On Mon, Jun 10, 2019 at 8:11 AM Michael Jones <michael.jo...@gmail.com>
wrote:

> I miss discriminated unions too. (Fancy new name, “sum types”).
>

They are called sum types because they work as an "addition" like
construction in the type theory. Their dual, product types, are what people
usually call records or structs in many languages. Structs work as
"multiplication" in the type theory.

For some reason, many languages in the mainstream can multiply at the type
level, but they cannot add. It looks like the newer generation, Rust,
Swift, ... start looking into these in earnest as additions, and this is
welcome.

There are some interesting corollaries from having sum types:

There is no boolean anymore. A boolean is simply

type bool = true | false

and you can also remove the if-statement from the language since the
elimination form,

match x with
| true -> ExpT
| false -> ExpF

is essentially an if-statement. Having to add something like match seems
odd, but it isn't! It's dual is the projection operation '.' on structs.
Suppose

type GeoPoint struct {
  Lat, Lng float64
}
var gp GeoPoint

then `gp.Lat` is the elimination form.

Next, there is no need for a null value anymore:

forall 'a.
  type 'a option = None | Some 'a

Granted, you need polymorphism as well here, but once you have this, you
can remove the concept of null for the value 'none'. Thus, the default in
the language is that no value can be null, unless you wrap it into an
option. Continuing, you can define

type ('a, 'b) result = Ok of 'a | Error of 'b

which is a clean way of returning errors from functions. In Go, we have to
return a product pair such as `return v, nil` or `return nil, err`, but of
course, people forget to check the error. With a sum, that kind of mistake
cannot happen, since you are forced to match on the erroneous case. This is
also what leads you to have programmable control flow eventually; what
people call a whole slew of things: monads, applicatives, ... The recent
`try` proposal for Go 2.0 is an extreme special case of this, where control
flow is specialized to the above situation.
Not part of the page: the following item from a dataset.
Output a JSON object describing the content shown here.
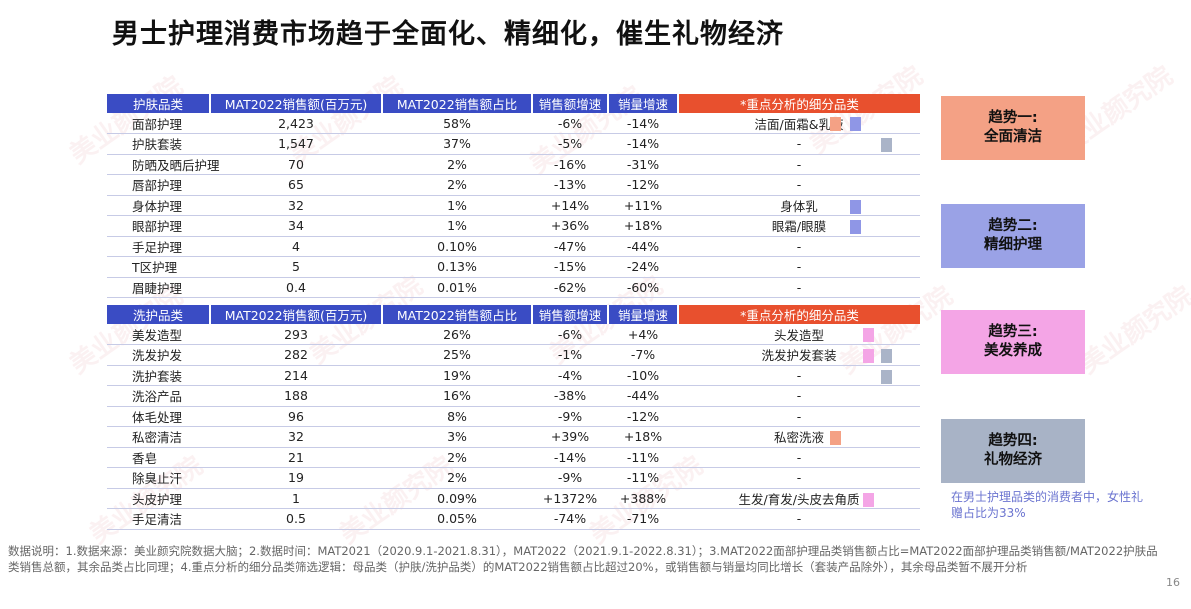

Personal bet: over time, mainstream languages will get sum types, at least
in a limited form. It is as if programmers are writing expressions in a
logic where they have && (AND) but no || (OR). You can do it because you
have if-statements, but it gets really tedious to write. At some point, it
is going to be "generally accepted" at which point languages without sum
types are going to be regarded as a relic of the past. Also, it rounds out
the logic of the programming language, and makes it internally consistent.